Premièrement, il y a les mobilisations qui se déroulent ce samedi 11 juin dans de nombreuses localités à l’occasion de l’entrée en fonction des nouvelles majorités régionales et municipales, et cela à la suite des rassemblements qui ont été durement réprimés devant le Congrès (de la communauté autonome, NdT) de Valence ce 9 juin, avec l’investiture du nouveau gouvernement régional de droite.
En second lieu, il y a les mobilisations devant les sièges de plusieurs institutions contre les politiques d’austérité, à la suite des rassemblements du 8 juin face au Parlement à Madrid contre la réforme des négociations collectives, et celui du vendredi 10 juin face au siège du Ministère du Travail. Parmi les rassemblements prévus, ceux des 14 et 15 juin devant le Parlement catalan, pour y organiser un campement et un blocage, sont particulièrement importants.
Une mobilisation réussie le jour où la session du Parlement commence à discuter du budget peut constituer un moment clé dans les luttes contre l’austérité qui secouent depuis plusieurs mois la Catalogne, surtout dans les secteurs de la santé et de l’enseignement. Cela pourrait constituer une référence pour de futures mobilisations dans d’autres communautés autonomes lorsque ces dernières commenceront également à se pencher sur des mesures d’austérité à partir de l’automne prochain.
En troisième lieu, il est nécessaire de préparer la journée de manifestations du 19 juin (19J) dans tout l’Etat espagnol et dont le thème général proposé par le campement de Barcelone est « La rue est à nous. Ne payons pas leur crise ». Ce rendez-vous devrait permettre de traduire dans la rue les sympathies suscitées par les campements et les occupations et de renforcer ainsi la dimension de masse du mouvement. Le défi du 19 juin est de pouvoir montrer l’élargissement politique et social du mouvement par rapport à la journée du 15 mai.

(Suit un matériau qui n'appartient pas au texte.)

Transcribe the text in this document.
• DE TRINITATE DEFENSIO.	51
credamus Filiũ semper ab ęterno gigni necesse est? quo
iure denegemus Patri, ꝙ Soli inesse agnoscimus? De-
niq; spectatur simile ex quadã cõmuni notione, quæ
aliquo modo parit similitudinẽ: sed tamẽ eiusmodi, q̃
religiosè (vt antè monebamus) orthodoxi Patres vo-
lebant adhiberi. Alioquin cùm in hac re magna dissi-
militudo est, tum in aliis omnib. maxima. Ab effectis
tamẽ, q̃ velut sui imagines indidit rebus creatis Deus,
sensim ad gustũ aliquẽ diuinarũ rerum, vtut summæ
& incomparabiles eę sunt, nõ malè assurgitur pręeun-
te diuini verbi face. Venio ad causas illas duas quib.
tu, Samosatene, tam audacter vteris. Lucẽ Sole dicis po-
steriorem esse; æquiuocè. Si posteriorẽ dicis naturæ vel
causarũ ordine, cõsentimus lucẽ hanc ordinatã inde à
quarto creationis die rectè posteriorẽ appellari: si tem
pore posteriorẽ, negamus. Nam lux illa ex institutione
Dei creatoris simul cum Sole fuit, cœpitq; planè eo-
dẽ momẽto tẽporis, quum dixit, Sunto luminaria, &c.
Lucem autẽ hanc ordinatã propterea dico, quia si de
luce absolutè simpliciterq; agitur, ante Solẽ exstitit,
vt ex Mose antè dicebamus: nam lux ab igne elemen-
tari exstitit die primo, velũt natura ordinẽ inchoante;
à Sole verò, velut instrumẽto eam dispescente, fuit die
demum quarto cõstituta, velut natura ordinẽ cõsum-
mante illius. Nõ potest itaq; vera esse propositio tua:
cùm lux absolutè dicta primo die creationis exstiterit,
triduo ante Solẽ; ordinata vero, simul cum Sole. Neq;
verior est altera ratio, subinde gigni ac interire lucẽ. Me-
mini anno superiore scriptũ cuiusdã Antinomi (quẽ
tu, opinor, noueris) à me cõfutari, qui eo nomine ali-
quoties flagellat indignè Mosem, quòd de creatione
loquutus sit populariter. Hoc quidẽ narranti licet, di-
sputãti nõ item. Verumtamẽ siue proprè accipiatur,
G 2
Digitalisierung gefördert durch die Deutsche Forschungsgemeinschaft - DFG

Au-delà de ces mobilisations immédiates, il faut également fixer une feuille de route pour l’étape suivante. Il est également nécessaire d’élaborer en ensemble de revendications de base qui combinent un discours général de critique face au modèle économique actuel et à la caste des politiciens, dans l’esprit du slogan central de la journée du 15M : « Nous ne sommes pas des marchandises aux mains des politiciens et des banquiers » et avec des propositions concrètes. Faute d’un cahier de revendications communes à tous les campements, celui de Barcelone semble le plus consistant du point de vue politique et constitue un bon point de départ et de référence revendicative pour l’avenir.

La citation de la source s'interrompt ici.